12: A method for control of roll of a vehicle, including at least one actuator capable of acting on the roll, the method comprising:

estimating a roll state from a steering angle of front wheels of the vehicle, from anti-rollover torque applied to the vehicle, and from speed of the vehicle; and

formulating a setpoint for asymptotic rejection of perturbations acting on the roll.

13: A method according to claim 12, wherein a roll angle is calculated as a function of an actuator setpoint and of the steering angle.

14: A method according to claim 13, wherein the roll angle is calculated as a function of actuator dynamics.

15: A method according to claim 12, wherein evolution of a roll angle is calculated as a function of a perturbation.

16: A method according to claim 12, wherein evolution of a roll angle is measured by a sensor.

17: A device according to claim 12, wherein the setpoint is formulated as a function of the vehicle speed.

18: A device for control of roll of a vehicle, the device comprising:

at least one actuator capable of acting on the roll;

a module for estimating a roll state from a steering angle of front wheels of the vehicle, from anti-rollover torque applied to the vehicle, and from speed of the vehicle; and

a module for formulating a setpoint for asymptotic rejection of perturbations acting on the roll.
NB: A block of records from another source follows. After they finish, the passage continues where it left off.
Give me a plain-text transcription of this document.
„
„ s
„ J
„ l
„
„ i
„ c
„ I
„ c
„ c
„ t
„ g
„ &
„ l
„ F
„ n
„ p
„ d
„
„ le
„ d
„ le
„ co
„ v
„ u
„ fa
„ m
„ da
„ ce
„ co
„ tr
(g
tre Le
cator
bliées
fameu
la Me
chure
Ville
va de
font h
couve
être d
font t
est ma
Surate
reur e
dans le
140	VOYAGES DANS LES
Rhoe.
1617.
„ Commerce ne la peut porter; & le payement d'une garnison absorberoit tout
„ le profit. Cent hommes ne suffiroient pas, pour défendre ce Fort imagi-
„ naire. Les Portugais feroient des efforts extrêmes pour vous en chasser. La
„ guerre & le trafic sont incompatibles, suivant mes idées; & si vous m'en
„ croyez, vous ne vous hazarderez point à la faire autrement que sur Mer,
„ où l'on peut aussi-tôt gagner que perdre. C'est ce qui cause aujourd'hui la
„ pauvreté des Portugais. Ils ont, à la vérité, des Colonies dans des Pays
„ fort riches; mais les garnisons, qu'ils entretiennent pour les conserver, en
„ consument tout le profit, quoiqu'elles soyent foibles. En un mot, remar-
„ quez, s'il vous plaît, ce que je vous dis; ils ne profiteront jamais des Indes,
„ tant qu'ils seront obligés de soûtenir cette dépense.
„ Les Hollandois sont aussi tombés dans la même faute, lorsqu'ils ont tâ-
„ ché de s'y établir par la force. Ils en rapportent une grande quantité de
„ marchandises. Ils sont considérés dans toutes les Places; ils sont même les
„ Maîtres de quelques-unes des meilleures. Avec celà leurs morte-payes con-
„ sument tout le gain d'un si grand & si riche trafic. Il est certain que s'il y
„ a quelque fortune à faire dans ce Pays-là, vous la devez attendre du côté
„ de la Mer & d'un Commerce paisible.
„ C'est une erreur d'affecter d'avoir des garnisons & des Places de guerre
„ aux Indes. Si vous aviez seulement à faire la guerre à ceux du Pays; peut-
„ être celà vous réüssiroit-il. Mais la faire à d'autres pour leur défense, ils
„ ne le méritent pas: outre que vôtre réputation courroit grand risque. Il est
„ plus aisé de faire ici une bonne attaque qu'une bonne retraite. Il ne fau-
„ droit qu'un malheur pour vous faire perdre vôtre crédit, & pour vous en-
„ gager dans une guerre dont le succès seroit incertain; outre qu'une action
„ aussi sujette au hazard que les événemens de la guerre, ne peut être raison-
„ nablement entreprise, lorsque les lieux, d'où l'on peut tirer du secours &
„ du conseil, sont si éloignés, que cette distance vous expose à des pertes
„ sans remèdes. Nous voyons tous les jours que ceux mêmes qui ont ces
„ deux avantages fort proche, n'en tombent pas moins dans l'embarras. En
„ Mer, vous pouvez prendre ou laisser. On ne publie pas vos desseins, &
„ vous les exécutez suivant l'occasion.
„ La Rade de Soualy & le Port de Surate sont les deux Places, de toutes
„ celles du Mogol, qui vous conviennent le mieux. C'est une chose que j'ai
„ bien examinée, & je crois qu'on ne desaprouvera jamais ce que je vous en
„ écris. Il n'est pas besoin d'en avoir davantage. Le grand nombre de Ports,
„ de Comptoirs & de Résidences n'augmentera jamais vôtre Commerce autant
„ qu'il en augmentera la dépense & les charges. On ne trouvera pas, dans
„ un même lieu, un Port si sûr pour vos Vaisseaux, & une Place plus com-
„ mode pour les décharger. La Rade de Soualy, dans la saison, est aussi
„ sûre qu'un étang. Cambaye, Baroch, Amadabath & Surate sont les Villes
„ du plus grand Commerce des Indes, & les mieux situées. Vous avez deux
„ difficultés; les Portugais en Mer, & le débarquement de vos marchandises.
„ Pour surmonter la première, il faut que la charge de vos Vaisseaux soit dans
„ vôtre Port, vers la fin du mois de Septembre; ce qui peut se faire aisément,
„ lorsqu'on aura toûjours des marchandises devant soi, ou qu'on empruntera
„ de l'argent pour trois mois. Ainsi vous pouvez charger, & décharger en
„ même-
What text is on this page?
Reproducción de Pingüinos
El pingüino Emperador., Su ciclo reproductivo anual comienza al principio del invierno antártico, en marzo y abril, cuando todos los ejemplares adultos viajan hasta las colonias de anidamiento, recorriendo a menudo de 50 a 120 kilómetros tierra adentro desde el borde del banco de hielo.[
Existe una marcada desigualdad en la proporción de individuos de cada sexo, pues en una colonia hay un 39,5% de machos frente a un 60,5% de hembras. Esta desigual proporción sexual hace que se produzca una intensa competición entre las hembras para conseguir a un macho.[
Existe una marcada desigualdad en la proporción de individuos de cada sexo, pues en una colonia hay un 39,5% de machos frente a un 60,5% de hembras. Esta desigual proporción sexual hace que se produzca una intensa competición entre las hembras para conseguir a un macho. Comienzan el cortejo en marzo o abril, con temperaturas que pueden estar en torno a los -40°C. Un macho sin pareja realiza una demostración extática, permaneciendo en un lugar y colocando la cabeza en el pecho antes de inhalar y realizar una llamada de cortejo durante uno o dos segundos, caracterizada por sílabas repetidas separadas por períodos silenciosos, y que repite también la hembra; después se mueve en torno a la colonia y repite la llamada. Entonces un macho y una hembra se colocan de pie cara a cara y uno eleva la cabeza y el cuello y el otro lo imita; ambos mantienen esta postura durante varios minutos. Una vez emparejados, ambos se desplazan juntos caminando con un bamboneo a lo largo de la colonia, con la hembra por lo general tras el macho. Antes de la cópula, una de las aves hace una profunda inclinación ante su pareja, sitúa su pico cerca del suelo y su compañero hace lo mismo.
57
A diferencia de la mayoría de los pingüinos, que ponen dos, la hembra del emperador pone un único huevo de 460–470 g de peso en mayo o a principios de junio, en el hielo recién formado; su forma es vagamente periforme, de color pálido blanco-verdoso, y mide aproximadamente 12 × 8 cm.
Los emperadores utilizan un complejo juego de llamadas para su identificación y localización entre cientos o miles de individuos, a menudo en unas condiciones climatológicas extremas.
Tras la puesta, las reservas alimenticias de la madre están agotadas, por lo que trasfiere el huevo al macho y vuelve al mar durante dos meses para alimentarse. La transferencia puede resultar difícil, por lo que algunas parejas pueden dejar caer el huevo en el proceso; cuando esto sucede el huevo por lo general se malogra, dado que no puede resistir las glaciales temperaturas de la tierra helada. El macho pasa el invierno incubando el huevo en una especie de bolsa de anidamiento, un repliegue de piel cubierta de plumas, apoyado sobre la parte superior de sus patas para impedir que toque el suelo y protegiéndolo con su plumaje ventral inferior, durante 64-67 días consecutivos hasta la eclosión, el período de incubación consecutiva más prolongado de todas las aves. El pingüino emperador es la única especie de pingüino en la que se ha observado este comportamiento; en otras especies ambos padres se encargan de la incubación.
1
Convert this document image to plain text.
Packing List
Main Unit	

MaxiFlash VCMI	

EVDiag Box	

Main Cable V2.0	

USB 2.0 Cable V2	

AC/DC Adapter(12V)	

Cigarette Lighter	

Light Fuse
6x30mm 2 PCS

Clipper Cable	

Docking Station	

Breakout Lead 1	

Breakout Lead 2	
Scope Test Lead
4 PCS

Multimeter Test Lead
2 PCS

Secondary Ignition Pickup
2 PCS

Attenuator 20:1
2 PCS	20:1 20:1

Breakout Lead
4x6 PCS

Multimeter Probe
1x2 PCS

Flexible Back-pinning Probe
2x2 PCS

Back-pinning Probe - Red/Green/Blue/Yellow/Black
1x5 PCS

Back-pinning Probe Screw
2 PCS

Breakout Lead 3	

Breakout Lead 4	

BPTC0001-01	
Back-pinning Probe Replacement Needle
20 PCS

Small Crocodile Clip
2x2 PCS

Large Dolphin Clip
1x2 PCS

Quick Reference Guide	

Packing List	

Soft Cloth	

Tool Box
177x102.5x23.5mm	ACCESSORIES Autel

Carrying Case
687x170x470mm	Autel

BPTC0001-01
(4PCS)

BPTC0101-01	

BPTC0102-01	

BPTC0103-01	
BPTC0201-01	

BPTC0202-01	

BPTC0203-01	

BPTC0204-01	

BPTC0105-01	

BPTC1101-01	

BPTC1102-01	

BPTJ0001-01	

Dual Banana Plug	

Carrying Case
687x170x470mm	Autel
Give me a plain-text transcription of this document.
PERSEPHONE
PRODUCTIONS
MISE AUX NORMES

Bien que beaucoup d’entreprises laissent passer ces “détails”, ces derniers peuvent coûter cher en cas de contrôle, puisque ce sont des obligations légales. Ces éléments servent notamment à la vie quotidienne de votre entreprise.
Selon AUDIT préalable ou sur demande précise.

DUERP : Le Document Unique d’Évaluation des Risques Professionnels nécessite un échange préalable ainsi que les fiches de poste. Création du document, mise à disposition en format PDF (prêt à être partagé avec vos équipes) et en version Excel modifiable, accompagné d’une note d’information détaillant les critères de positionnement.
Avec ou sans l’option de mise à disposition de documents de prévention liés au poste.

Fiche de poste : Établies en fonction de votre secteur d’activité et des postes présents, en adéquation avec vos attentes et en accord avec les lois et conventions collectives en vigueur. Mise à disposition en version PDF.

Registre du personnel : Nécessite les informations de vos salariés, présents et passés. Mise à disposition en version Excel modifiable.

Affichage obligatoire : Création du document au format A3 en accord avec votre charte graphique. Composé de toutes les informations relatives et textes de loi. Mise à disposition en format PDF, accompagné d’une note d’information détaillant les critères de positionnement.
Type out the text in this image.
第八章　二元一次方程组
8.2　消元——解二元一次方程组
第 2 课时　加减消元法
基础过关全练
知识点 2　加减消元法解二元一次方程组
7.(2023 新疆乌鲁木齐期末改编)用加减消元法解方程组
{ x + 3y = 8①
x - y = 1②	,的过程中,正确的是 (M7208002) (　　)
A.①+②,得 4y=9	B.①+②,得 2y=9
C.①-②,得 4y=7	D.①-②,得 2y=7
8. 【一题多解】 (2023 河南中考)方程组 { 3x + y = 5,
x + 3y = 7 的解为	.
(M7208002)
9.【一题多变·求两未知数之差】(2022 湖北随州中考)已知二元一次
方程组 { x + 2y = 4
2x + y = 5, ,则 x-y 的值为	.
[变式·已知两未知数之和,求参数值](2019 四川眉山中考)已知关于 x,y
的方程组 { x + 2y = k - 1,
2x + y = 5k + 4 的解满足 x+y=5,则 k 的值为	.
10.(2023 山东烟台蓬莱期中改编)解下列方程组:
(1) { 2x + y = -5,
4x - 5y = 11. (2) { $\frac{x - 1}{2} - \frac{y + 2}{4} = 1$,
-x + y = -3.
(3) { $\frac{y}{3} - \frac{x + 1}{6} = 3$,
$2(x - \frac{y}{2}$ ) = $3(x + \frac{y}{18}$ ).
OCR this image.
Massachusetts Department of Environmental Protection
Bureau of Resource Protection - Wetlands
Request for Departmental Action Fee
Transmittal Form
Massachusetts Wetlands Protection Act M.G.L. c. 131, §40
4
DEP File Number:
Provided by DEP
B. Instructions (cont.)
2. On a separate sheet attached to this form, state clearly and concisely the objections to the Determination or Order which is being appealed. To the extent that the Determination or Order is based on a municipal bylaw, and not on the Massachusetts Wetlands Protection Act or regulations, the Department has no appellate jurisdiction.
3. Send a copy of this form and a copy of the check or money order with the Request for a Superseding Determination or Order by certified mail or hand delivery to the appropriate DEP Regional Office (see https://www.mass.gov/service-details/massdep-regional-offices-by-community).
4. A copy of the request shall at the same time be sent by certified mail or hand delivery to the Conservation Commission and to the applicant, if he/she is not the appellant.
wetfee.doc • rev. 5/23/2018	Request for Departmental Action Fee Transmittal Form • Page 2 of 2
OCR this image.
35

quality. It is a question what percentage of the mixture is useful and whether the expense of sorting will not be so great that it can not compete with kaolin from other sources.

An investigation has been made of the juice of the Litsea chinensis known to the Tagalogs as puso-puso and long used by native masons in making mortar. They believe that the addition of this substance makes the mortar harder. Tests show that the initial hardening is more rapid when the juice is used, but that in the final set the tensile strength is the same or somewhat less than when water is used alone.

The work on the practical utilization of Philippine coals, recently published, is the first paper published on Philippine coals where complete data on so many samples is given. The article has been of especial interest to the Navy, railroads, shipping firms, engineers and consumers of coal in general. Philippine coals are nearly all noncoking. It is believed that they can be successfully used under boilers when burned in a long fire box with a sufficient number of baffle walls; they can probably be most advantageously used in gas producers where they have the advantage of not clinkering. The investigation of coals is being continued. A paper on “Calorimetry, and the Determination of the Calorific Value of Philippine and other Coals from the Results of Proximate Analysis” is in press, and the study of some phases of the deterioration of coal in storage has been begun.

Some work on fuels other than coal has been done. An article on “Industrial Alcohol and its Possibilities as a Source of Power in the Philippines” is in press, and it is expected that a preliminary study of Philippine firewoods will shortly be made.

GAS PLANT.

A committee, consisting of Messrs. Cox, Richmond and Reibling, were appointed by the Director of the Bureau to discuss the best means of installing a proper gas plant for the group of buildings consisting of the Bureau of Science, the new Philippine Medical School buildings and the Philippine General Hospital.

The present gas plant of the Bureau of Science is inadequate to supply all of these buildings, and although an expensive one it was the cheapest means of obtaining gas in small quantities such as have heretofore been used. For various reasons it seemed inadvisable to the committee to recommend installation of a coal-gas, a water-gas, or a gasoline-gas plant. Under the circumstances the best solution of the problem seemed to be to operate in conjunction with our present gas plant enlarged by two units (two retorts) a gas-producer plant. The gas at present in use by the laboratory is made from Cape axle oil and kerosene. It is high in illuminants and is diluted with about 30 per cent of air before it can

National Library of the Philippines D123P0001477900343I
19: A device according to claim 18, wherein the modules are disposed in a closed loop.

20: A device according to claim 18, wherein the actuator is connected to an adjustable anti-roll bar.

21: A device according to claim 18, wherein the actuator is connected to an active suspension.

22: A vehicle comprising:

a chassis;

at least three wheels attached to the chassis; and

a device for vehicle roll control, the device comprising at least one actuator capable of acting on the roll, a module for estimating a roll state from a steering angle of front wheels of the vehicle, from anti-rollover torque applied to the vehicle, and from speed of the vehicle, and a module for formulating a setpoint for asymptotic rejection of perturbations acting on the roll.